When you’re being bullied, you try to focus in on other things — at least that’s what my brother and I did. Even back then, I enjoyed writing stories. It would take me away and I could be somebody else for awhile. My twin was creative too and he threw himself into art class and the making of that paper mache pig.

He worked on it in class and would sometimes take it home with him on the bus to do more work on it. That was a bold move on his part — taking it on the bus. That created more bullying. This told me how much my twin enjoyed creating that pig.

When it was finished, my twin brother got an A+ on the making of that paper mache pig. He was really proud of that.

The following year at the new high school, my brother and I were still bullied but we found some other misfits we could hang around with, so the situation got a bit better. We graduated high school in 1972, and in the fall of 1973, while attending college, my brother and I moved to Cincinnati. The paper mache pig came with us.

In the mid-1980s, my brother announced he was leaving for San Francisco. He was a gay man and I believe in his view he would be freer to be himself out west. He mentioned to me some years later while visiting that he thought being gay was one of the reasons why he was bullied in high school. In my view, being different from other kids in any capacity was enough to bring on ridicule and punishment. Even back in 1968, it could be a mean, cruel world.

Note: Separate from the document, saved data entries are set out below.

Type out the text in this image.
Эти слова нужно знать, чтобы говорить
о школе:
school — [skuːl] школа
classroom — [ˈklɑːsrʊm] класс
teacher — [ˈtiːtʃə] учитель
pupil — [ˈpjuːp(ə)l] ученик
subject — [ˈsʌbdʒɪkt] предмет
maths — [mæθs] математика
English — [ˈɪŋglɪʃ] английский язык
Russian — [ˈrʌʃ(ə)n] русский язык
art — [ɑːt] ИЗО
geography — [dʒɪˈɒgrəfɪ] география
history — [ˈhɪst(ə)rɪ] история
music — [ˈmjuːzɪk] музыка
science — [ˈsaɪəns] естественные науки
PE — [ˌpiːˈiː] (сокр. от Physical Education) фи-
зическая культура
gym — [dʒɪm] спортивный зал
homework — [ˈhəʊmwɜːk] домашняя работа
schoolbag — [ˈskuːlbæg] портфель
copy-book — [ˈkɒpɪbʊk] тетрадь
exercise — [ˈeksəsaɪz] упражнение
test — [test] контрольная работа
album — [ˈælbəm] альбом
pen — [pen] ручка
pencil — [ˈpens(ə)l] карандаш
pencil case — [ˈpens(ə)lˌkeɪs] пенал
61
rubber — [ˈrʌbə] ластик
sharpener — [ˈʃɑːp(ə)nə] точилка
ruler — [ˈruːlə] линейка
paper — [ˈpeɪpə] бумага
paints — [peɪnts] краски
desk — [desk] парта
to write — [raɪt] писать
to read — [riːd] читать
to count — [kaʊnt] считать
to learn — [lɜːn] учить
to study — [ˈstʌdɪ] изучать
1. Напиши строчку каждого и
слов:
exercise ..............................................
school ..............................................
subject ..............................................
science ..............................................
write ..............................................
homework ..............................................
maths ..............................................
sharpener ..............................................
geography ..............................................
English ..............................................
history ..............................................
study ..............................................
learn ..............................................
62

When my brother left Cincinnati, he didn’t want to take the paper mache pig with him, so my mother kept it. When he passed away in Seattle, Washington in September of 1994, the maintaining of that pig and keeping it safe gained in importance. It was part of my brother’s youth and history — a part of him to always hold onto.

When I now look at the pig, I think back to the time my brother made it — back to his freshman year in high school in 1968 and the bullying we both had to endure. I’m glad this issue is in the news a lot these days and is being addressed more seriously. I know firsthand that being bullied can scar a person for life.

Perhaps it’s a bit strange that a paper mache pig would become a family heirloom, but it has. My twin brother made it and held onto it for years, then it was passed on to my mother. Now, for over 14 years, I’ve been the guardian of the paper mache pig. When I die, it will be passed on to my son. He already knows the story behind the making of that pig and how important it is to keep the story and that pig alive.